6.24.24 — Renaissance Worlds Apart
You have to be an egomaniac to keep your most precious possession hidden. And so was the speaker in “My Last Duchess,” the dramatic monologue by Robert Browning.
He alone unveils a portrait of the wife he killed, “for none puts by / The curtain I have drawn for you, but I.” He reveals more than he intends, but such are madness and poetry. In real life, patrons of Renaissance art had other motives than egomania: they were out to share the artist’s vision and their own.
They were putting on a show, and the curtain, if any, was just part of the act. The Met, though, sees only reticence and ownership. With “Hidden Faces: Covered Portraits of the Renaissance,” it calls up the devices that kept Renaissance portraits hidden, if not exactly under lock and key, from some of the period’s finest artists. It could be literally the obverse of textbook histories and modern museum displays, but were these faces truly under cover? And what, then, were they doing in paint? You may well wonder what the show is hiding, through July 7—and I work this together with an earlier report on Renaissance Bruges as a longer review and my latest upload.
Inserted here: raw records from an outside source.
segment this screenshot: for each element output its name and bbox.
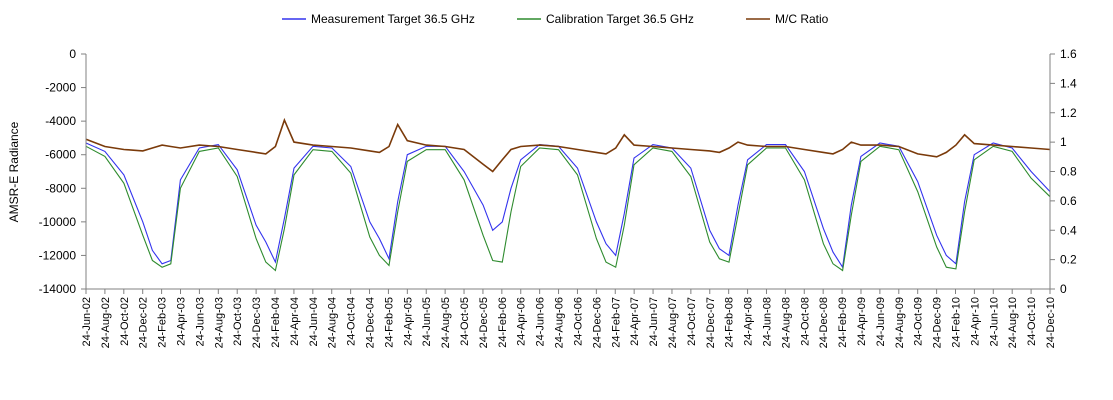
y-tick-label: -8000	[45, 181, 76, 195]
y2-tick-label: 1.2	[1060, 106, 1077, 120]
x-tick-label: 24-Aug-09	[894, 297, 906, 348]
x-tick-label: 24-Oct-05	[459, 297, 471, 346]
x-tick-label: 24-Apr-03	[176, 297, 188, 346]
y-tick-label: -2000	[45, 81, 76, 95]
x-tick-label: 24-Dec-09	[932, 297, 944, 348]
x-tick-label: 24-Aug-08	[780, 297, 792, 348]
x-tick-label: 24-Jun-07	[648, 297, 660, 347]
x-tick-label: 24-Apr-08	[743, 297, 755, 346]
x-tick-label: 24-Jun-06	[535, 297, 547, 347]
x-tick-label: 24-Jun-05	[421, 297, 433, 347]
x-tick-label: 24-Dec-10	[1045, 297, 1057, 348]
x-tick-label: 24-Apr-05	[402, 297, 414, 346]
x-tick-label: 24-Dec-04	[365, 297, 377, 348]
x-tick-label: 24-Aug-05	[440, 297, 452, 348]
x-tick-label: 24-Dec-07	[705, 297, 717, 348]
x-tick-label: 24-Apr-06	[516, 297, 528, 346]
x-tick-label: 24-Dec-03	[251, 297, 263, 348]
x-tick-label: 24-Apr-10	[969, 297, 981, 346]
x-tick-label: 24-Jun-09	[875, 297, 887, 347]
x-tick-label: 24-Oct-09	[913, 297, 925, 346]
x-tick-label: 24-Jun-03	[194, 297, 206, 347]
x-tick-label: 24-Jun-08	[761, 297, 773, 347]
x-tick-label: 24-Oct-03	[232, 297, 244, 346]
x-tick-label: 24-Oct-02	[119, 297, 131, 346]
x-tick-label: 24-Feb-07	[610, 297, 622, 348]
x-tick-label: 24-Oct-06	[572, 297, 584, 346]
plot-axes	[85, 54, 1051, 290]
x-tick-label: 24-Aug-04	[327, 297, 339, 348]
y2-tick-label: 0.4	[1060, 223, 1077, 237]
x-tick-label: 24-Apr-09	[856, 297, 868, 346]
y2-tick-label: 0.8	[1060, 165, 1077, 179]
plot-lines	[85, 117, 1051, 272]
series-line-3	[85, 117, 1051, 173]
legend-label-3: M/C Ratio	[775, 12, 829, 26]
y2-axis-ticks: 1.6 1.4 1.2 1 0.8 0.6 0.4 0.2 0	[1050, 47, 1077, 296]
y2-tick-label: 0	[1060, 282, 1067, 296]
y-tick-label: 0	[69, 47, 76, 61]
x-tick-label: 24-Jun-04	[308, 297, 320, 347]
y2-tick-label: 0.2	[1060, 253, 1077, 267]
legend-label-2: Calibration Target 36.5 GHz	[546, 12, 694, 26]
x-tick-label: 24-Oct-10	[1026, 297, 1038, 346]
x-tick-label: 24-Aug-06	[554, 297, 566, 348]
x-tick-label: 24-Jun-02	[81, 297, 93, 347]
y2-tick-label: 1.6	[1060, 47, 1077, 61]
x-tick-label: 24-Apr-07	[629, 297, 641, 346]
y2-tick-label: 1.4	[1060, 76, 1077, 90]
x-axis-ticks: 24-Jun-02 24-Aug-02 24-Oct-02 24-Dec-02 24-F…	[81, 289, 1057, 348]
x-tick-label: 24-Oct-04	[346, 297, 358, 346]
legend-label-1: Measurement Target 36.5 GHz	[311, 12, 475, 26]
x-tick-label: 24-Feb-08	[724, 297, 736, 348]
y-tick-label: -4000	[45, 114, 76, 128]
y-axis-label: AMSR-E Radiance	[7, 121, 21, 222]
x-tick-label: 24-Feb-05	[383, 297, 395, 348]
x-tick-label: 24-Aug-10	[1007, 297, 1019, 348]
y2-tick-label: 0.6	[1060, 194, 1077, 208]
x-tick-label: 24-Feb-10	[950, 297, 962, 348]
x-tick-label: 24-Aug-02	[100, 297, 112, 348]
y-tick-label: -12000	[39, 248, 77, 262]
x-tick-label: 24-Dec-06	[591, 297, 603, 348]
x-tick-label: 24-Feb-03	[157, 297, 169, 348]
x-tick-label: 24-Dec-02	[138, 297, 150, 348]
x-tick-label: 24-Jun-10	[988, 297, 1000, 347]
x-tick-label: 24-Feb-09	[837, 297, 849, 348]
x-tick-label: 24-Aug-07	[667, 297, 679, 348]
y2-tick-label: 1	[1060, 135, 1067, 149]
x-tick-label: 24-Dec-05	[478, 297, 490, 348]
y-tick-label: -14000	[39, 282, 77, 296]
x-tick-label: 24-Dec-08	[818, 297, 830, 348]
x-tick-label: 24-Apr-04	[289, 297, 301, 346]
x-tick-label: 24-Aug-03	[213, 297, 225, 348]
y-tick-label: -10000	[39, 215, 77, 229]
chart-legend: Measurement Target 36.5 GHz Calibration T…	[282, 12, 829, 26]
x-tick-label: 24-Oct-07	[686, 297, 698, 346]
y-tick-label: -6000	[45, 148, 76, 162]
series-line-2	[85, 145, 1051, 272]
x-tick-label: 24-Feb-06	[497, 297, 509, 348]
y-axis-ticks: 0 -2000 -4000 -6000 -8000 -10000 -12000 -14000	[39, 47, 86, 296]
x-tick-label: 24-Oct-08	[799, 297, 811, 346]
x-tick-label: 24-Feb-04	[270, 297, 282, 348]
From the very start of “Hidden Faces,” you might wonder what all the fuss is about. Religious art thrived on triptychs with wings that spoke of adoration of the central scene—wings that often folded shut. The donor portraits in the Ghent Altarpiece by Hubert and Jan van Eyck occupy just two of twenty panels, both on the outside. Rapt in their piety and vision, they give way to that glorious vision as the wings open. You will not see that painting or its kind here. Instead, the Met opens with a single panel, a portrait of nobility and restraint by Rogier van der Weyden.
It does, though, have a heraldic device on its back, and it may well have hung from a chain, back facing front, until the man choose to swing it around. Here and in other works, heraldry, text, or the illusion of an official document attests to fidelity and ancestry. Do they sound more like obstacles than invitations to see more? One Latin inscription reads Noli Me Tangere, or “do not touch”—and the risen Christ’s words to Mary Magdalene could apply to the viewer and the painting as well. A panel could also slide over a portrait, an open and shut case. As for curtains, an illuminated manuscript depicts one, drawn aside from a Madonna and Child.
As constructions grew more sophisticated, so did the mask. With Hans Memling, heraldry gives way to still life. The leaves of the first have become a finely glazed vase holding flowers, sharing its warmth and illusion with the man’s shadow and beard stubble. Still others present an allegory, often as not more vivid than the portrait. With Lorenzo Lotto in Venice, petals shower down on Virtue, a woman, while Vice lurks, sinister but ineffectual, behind a tree. In a rare grisaille, or monochrome, Titian places Cupid beside the wheel of fortune, in command of fortune or its subject. It is chastening to think that painting like his on canvas, rather than panels, caught on as a natural cover.
Do not rejoice too soon at your own fortune. Most of these coverings are lost to time, and the curator, Alison Manges Nogueira, must settle for second-rate artists or clever recreations. On video, wood can still slide open and shut. Too much else is left to medallions or to the backwaters of Germany and the southern Netherlands. Jacometto Veneziano learned from Antonello da Messina, perhaps the first in Italy to experiment in oils. His portraits are lifeless all the same.
Just as scarce is an appreciation of art’s motives. Sure, the Met concedes, covering could protect a work from the elements, and smaller works in lockets had the advantage of portability. One could keep them close to one’s heart. Otherwise, the emphasis is on privacy, privilege, and hiding. It might do better to think of publicity and revelation. In that illuminated manuscript, nuns draw aside the curtain for a vision to refresh a weary traveler.
A curtain speaks not only of masking, but also of theater, and the whole point of a folding altarpiece is vision. It could be celebrating itself as a vision onto real and imagined worlds. This was after all the Renaissance with its greater realism and self-reflection. As with an altarpiece, that vision could take place in a public place, too, a cathedral. Lucas Cranach made his miniatures of Martin Luther and his wife, a former nun, not just to please them, but to spread the word to those still outraged at their marriage. But then, as another Latin inscription has it, “to each his own mask.”